Caller:                                 Quazie

Judge:                                  BobTHJ

Judge:                                  woggle
Judgement:                              FALSE



Called by Quazie:                       18 Jul 2008 07:36:21 GMT
Assigned to BobTHJ:                     19 Jul 2008 00:41:44 GMT
BobTHJ recused:                         20 Jul 2008 00:36:59 GMT
Assigned to woggle:                     20 Jul 2008 07:13:33 GMT
Judged FALSE by woggle:                 26 Jul 2008 03:59:56 GMT


Judge woggle's Arguments:

There is one case where the answer is clear. That is the case of a
partnership initiating an equity case for a contract it is not a party
to. In the case of a partnership structured like the PerlNomic
Partnership, it is not unlikely that the executor would not be
qualified to initiate that equity case and not be easy to determine.
As partnerships have long been recognized to have a right to act and
certainly should have the R101(iii) to resolve controversies
concerning a contract that have joined -- especially when the rules
concerning equity cases clearly attempt to permit it.

Therefore, I judge FALSE.

Now, the apparent real purpose of this CFJ is to overturn
act-on-behalf rights, which presently are primarily a matter of game
custom and judicial precedent. It would be injust to overturn this in
the case of partnerships as then the rule's definition of partnerships
as persons would be pretty useless. The more interesting case, of
course, is that of first-class persons.

Sending messages is a complex process. We have, in the past,
recognized automated messages on behalf of a person, which is
certainly more extreme than delegated authority. And, really, there's
no reason to require a very strong and direct connection between the
act of sending a message and its sender. Indeed, most people could
easily setup technical means for forwarding messages such that we
could not tell if e sent or if someone acting on eir behalf sent it.

Now, the game protects itself against uncertainty in this way by
trusting a message's claim of who sent it (the Who
am I? rule). I do not think it is in the best interest of the game to
disallow people from doing this "delegation" manually, when clearly it
is technically possible.

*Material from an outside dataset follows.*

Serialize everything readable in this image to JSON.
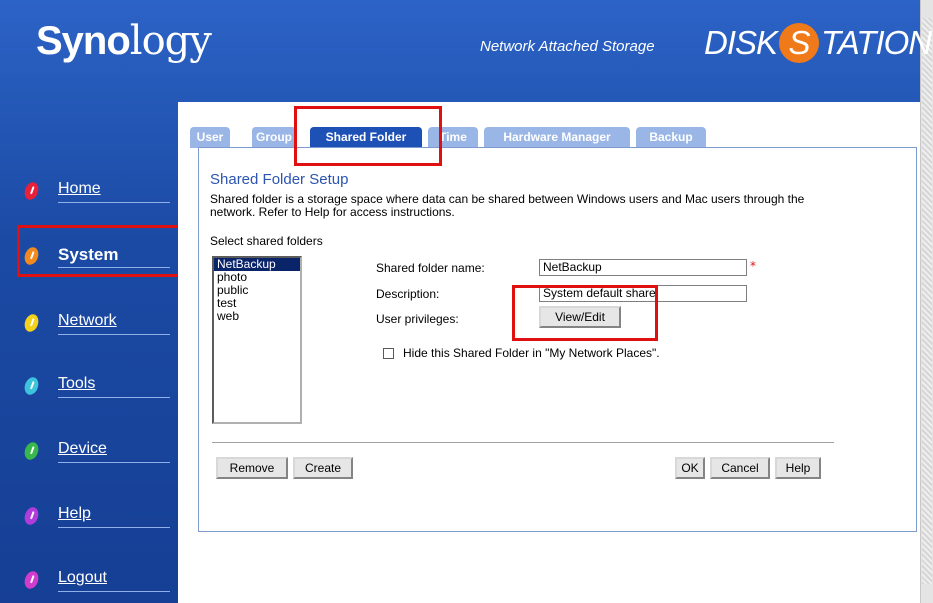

We can reasonably read a contract granting
authorization to act on behalf of someone as a promise not to
challenge the identity of (sub)messages matching that criteria in this


Judge woggle's Evidence:

[Excerpt from R2171]
     The Executor of a public message is the first-class person who
     sends it, or who most directly and immediately causes it to be
     sent.  The executor of an action performed by announcement is
     the executor of the announcement.